Michigan Consolidated Gas Company Building

People: Minoru Yamasaki , Smith, Hinchman & Grylls

Date: 1962

City: Detroit

Michigan State Historic Preservation Office, photo by Steve Vorderman.

The Michigan Consolidated Gas Company Building is a steel-frame, thirty-two-story skyscraper (1960-62) located at the prominent intersection of the northwest corner of West Jefferson Avenue and Woodward Avenue. The building is square in plan. Its entrance staircases, fountain, and former water pools lead up to a platform on which the building rests. The pools were later converted to flower beds. Pre-cast white concrete panels hold the vertical, hexagon-shaped windows in place on this landmark skyscraper. The lobby is a thirty-foot tall space illuminated by eighty-two glass panes on all four sides. The lobby columns and stairs are finished in white marble, and the railings and lobby ceiling details are of polished chrome. The top four floors terminate to a recessed square penthouse that contains the heating, ventilating and cooling systems. Both roofs are flat gravel roofs. At night the top four floors are illuminated by colored lights depending on the season. At the two rooflines, the concrete panels project upward past the roofline for a crenelated effect. A pedestrian bridge at the fifteenth floor connects to the Guardian Building across Larned Street.
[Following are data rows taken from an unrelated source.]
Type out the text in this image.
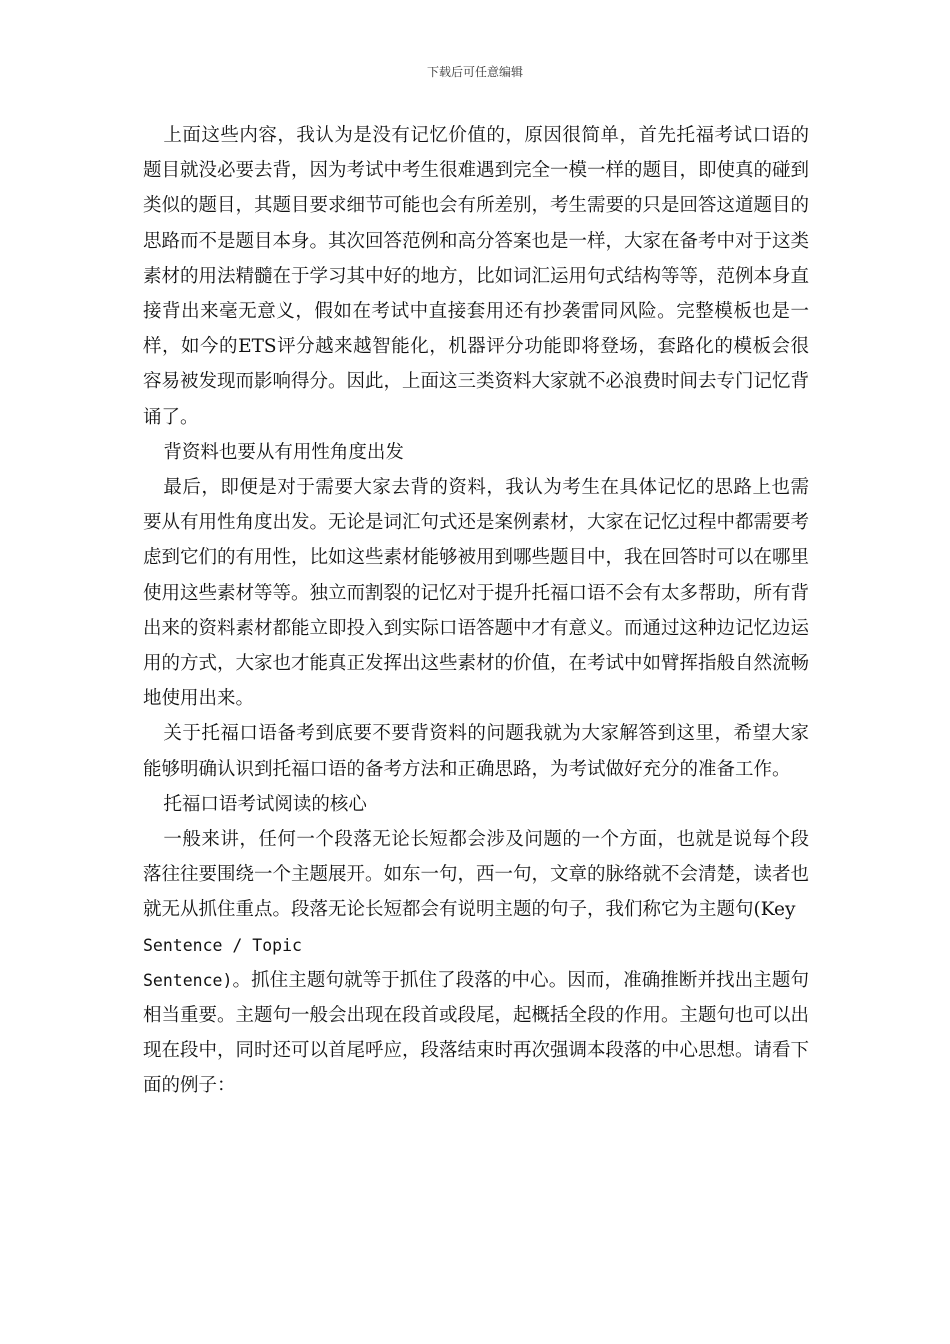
下载后可任意编辑

上面这些内容，我认为是没有记忆价值的，原因很简单，首先托福考试口语的题目就没必要去背，因为考试中考生很难遇到完全一模一样的题目，即使真的碰到类似的题目，其题目要求细节可能也会有所差别，考生需要的只是回答这道题目的思路而不是题目本身。其次回答范例和高分答案也是一样，大家在备考中对于这类素材的用法精髓在于学习其中好的地方，比如词汇运用句式结构等等，范例本身直接背出来毫无意义，假如在考试中直接套用还有抄袭雷同风险。完整模板也是一样，如今的ETS评分越来越智能化，机器评分功能即将登场，套路化的模板会很容易被发现而影响得分。因此，上面这三类资料大家就不必浪费时间去专门记忆背诵了。

背资料也要从有用性角度出发

最后，即便是对于需要大家去背的资料，我认为考生在具体记忆的思路上也需要从有用性角度出发。无论是词汇句式还是案例素材，大家在记忆过程中都需要考虑到它们的有用性，比如这些素材能够被用到哪些题目中，我在回答时可以在哪里使用这些素材等等。独立而割裂的记忆对于提升托福口语不会有太多帮助，所有背出来的资料素材都能立即投入到实际口语答题中才有意义。而通过这种边记忆边运用的方式，大家也才能真正发挥出这些素材的价值，在考试中如臂挥指般自然流畅地使用出来。

关于托福口语备考到底要不要背资料的问题我就为大家解答到这里，希望大家能够明确认识到托福口语的备考方法和正确思路，为考试做好充分的准备工作。

托福口语考试阅读的核心

一般来讲，任何一个段落无论长短都会涉及问题的一个方面，也就是说每个段落往往要围绕一个主题展开。如东一句，西一句，文章的脉络就不会清楚，读者也就无从抓住重点。段落无论长短都会有说明主题的句子，我们称它为主题句(Key

Sentence / Topic

Sentence)。抓住主题句就等于抓住了段落的中心。因而，准确推断并找出主题句相当重要。主题句一般会出现在段首或段尾，起概括全段的作用。主题句也可以出现在段中，同时还可以首尾呼应，段落结束时再次强调本段落的中心思想。请看下面的例子：
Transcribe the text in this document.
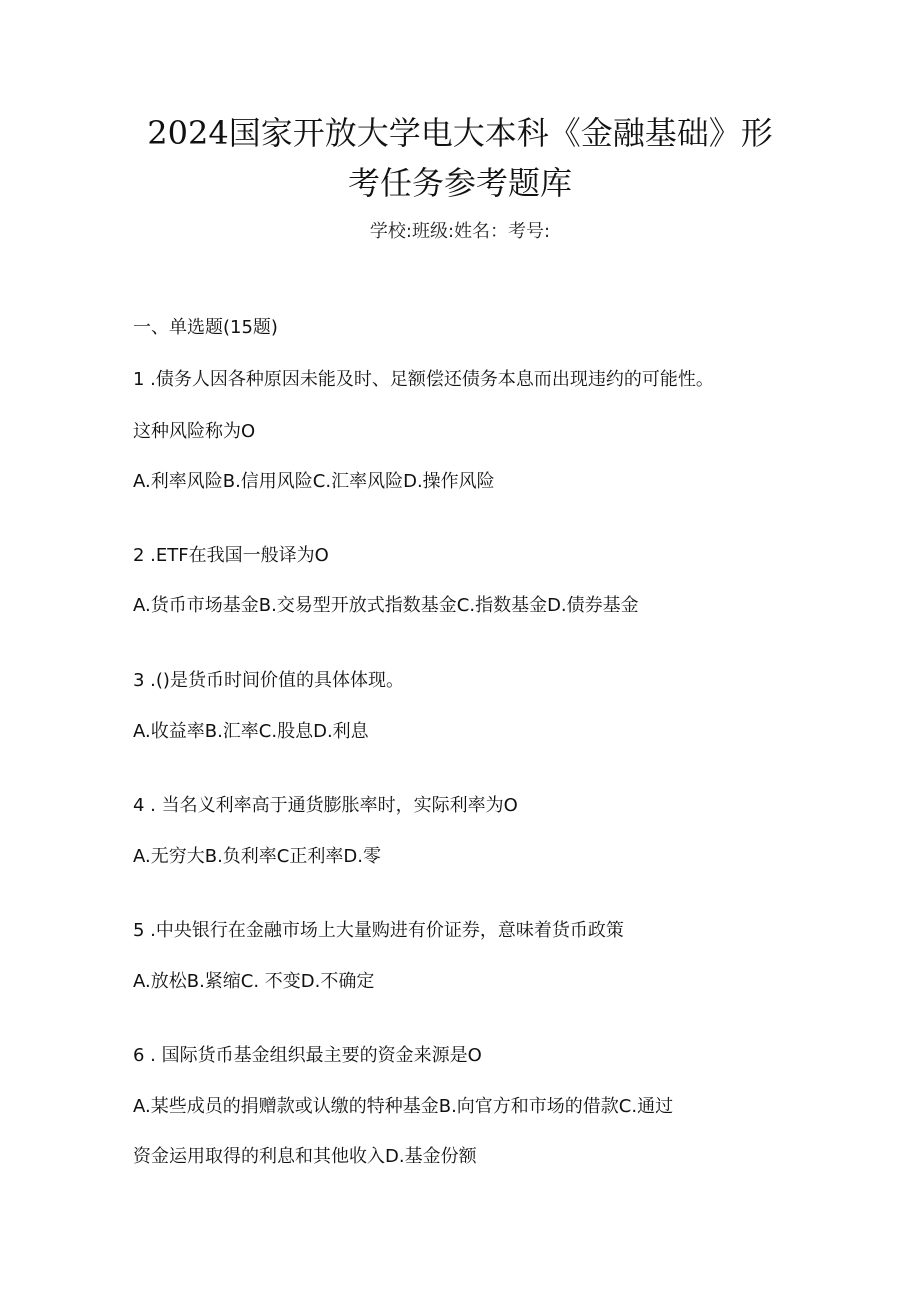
2024国家开放大学电大本科《金融基础》形
考任务参考题库
学校:班级:姓名：考号:
一、单选题(15题)
1 .债务人因各种原因未能及时、足额偿还债务本息而出现违约的可能性。
这种风险称为O
A.利率风险B.信用风险C.汇率风险D.操作风险
2 .ETF在我国一般译为O
A.货币市场基金B.交易型开放式指数基金C.指数基金D.债券基金
3 .()是货币时间价值的具体体现。
A.收益率B.汇率C.股息D.利息
4 . 当名义利率高于通货膨胀率时，实际利率为O
A.无穷大B.负利率C正利率D.零
5 .中央银行在金融市场上大量购进有价证券，意味着货币政策
A.放松B.紧缩C. 不变D.不确定
6 . 国际货币基金组织最主要的资金来源是O
A.某些成员的捐赠款或认缴的特种基金B.向官方和市场的借款C.通过
资金运用取得的利息和其他收入D.基金份额
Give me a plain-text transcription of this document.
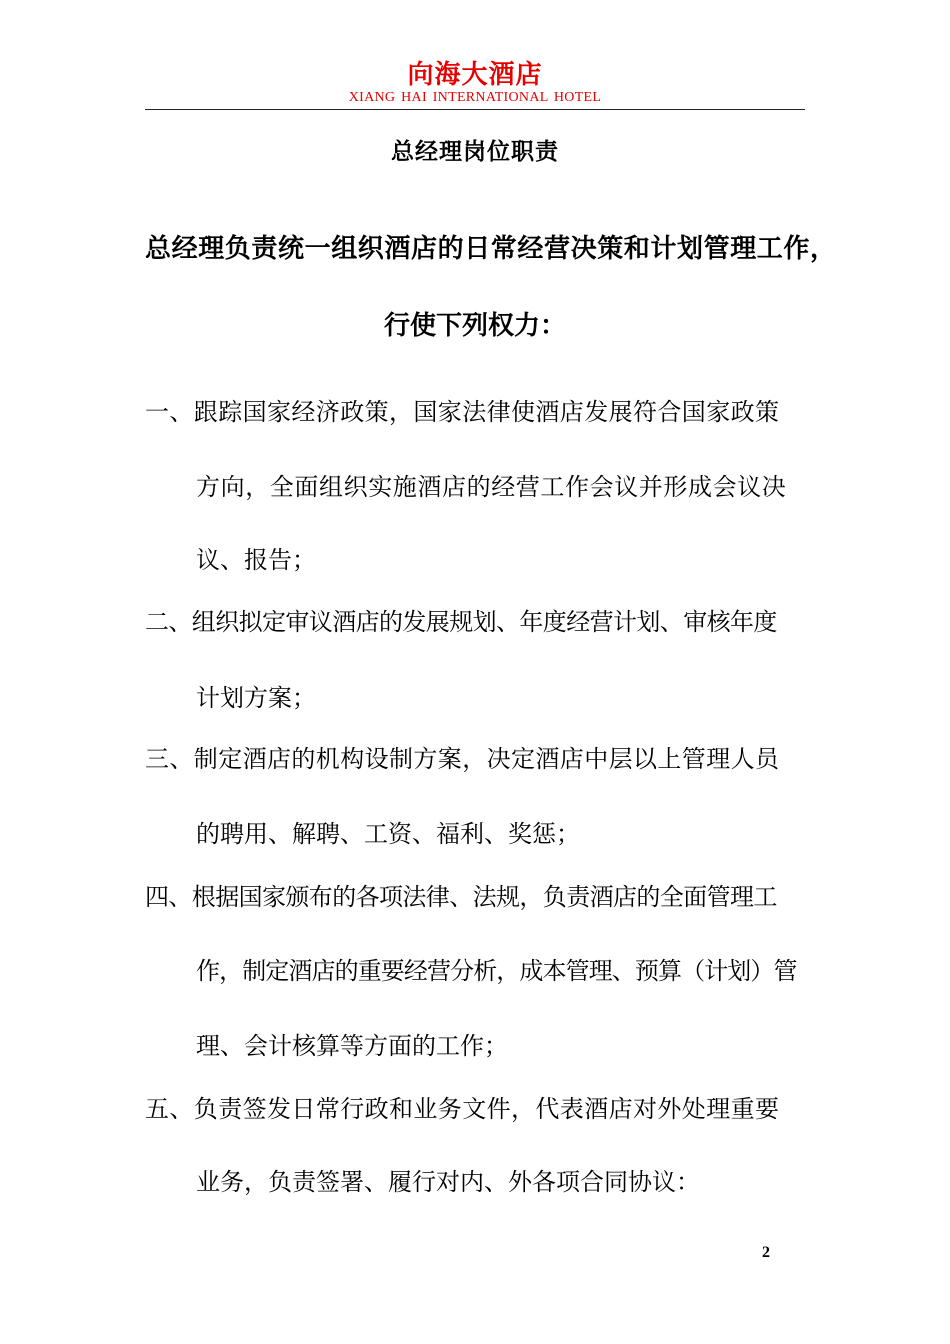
向海大酒店
XIANG HAI INTERNATIONAL HOTEL
总经理岗位职责
总经理负责统一组织酒店的日常经营决策和计划管理工作，
行使下列权力：
一、跟踪国家经济政策，国家法律使酒店发展符合国家政策
方向，全面组织实施酒店的经营工作会议并形成会议决
议、报告；
二、组织拟定审议酒店的发展规划、年度经营计划、审核年度
计划方案；
三、制定酒店的机构设制方案，决定酒店中层以上管理人员
的聘用、解聘、工资、福利、奖惩；
四、根据国家颁布的各项法律、法规，负责酒店的全面管理工
作，制定酒店的重要经营分析，成本管理、预算（计划）管
理、会计核算等方面的工作；
五、负责签发日常行政和业务文件，代表酒店对外处理重要
业务，负责签署、履行对内、外各项合同协议：
2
The MichCon Building, as it became known, was erected on a site identified on the Saarinen plans for state and federal governmental buildings as part of the Civic Center complex in the 1940s. Built for a private utility, the MichCon building is an architectural masterpiece on a prominent site at the northwest corner of West Jefferson and Woodward Avenues. Completed in 1963, the thirty-two-story steel and concrete tower was designed by Seattle-born architect Minoru Yamasaki (1912-1986) as one of his first independent commissions using many design elements, materials, and features that he later used in the World Trade Center towers in New York City (1966 – 2001).

Yamasaki’s rebellion against the popular International style of glass-walled skyscrapers was expressed in his design for the MichCon Building. In it, he displayed his delicate touch in creating the lightness and harmony that caused his buildings to almost float. Entrance staircases lead up to a marble platform on which the building rests. Pre-cast white concrete panels hold the vertical, hexagon-shaped windows in place. Yamasaki, who was fearful of heights, employed narrow windows spaced between numerous columns to admit light without subjecting tenants and office workers to dizzying views. Ironically, he soon went on to design the two tallest buildings in the world, the World Trade Center towers in New York City.

The MichCon Building’s thirty-foot-tall lobby is illuminated by eighty-two glass panes on all four sides, and at night by sparkling blue lights. Its columns and stairs are finished in white marble, and the railings and lobby ceiling details are polished chrome. The two rooflines, one set back on a square penthouse that contains the heating, ventilating and cooling systems, carry concrete panels projecting upward past them for a lightly crenelated, Gothic effect. At night the top four floors are illuminated by colored lights depending on the season

Integral to the design of the building, architect Minoru Yamasaki also planned a formal garden setting with small reflecting pools. Water elements became common features of his architecture, as seen locally at the McGregor Memorial Conference Center and DeRoy Auditorium at Wayne State University. Unfortunately, the pools at the MichCon Building were later converted to flower beds.

(Text excerpted from the Detroit Modern Civic Center/Financial District Tour script developed by the City of Detroit Historic Designation Advisory Board staff.)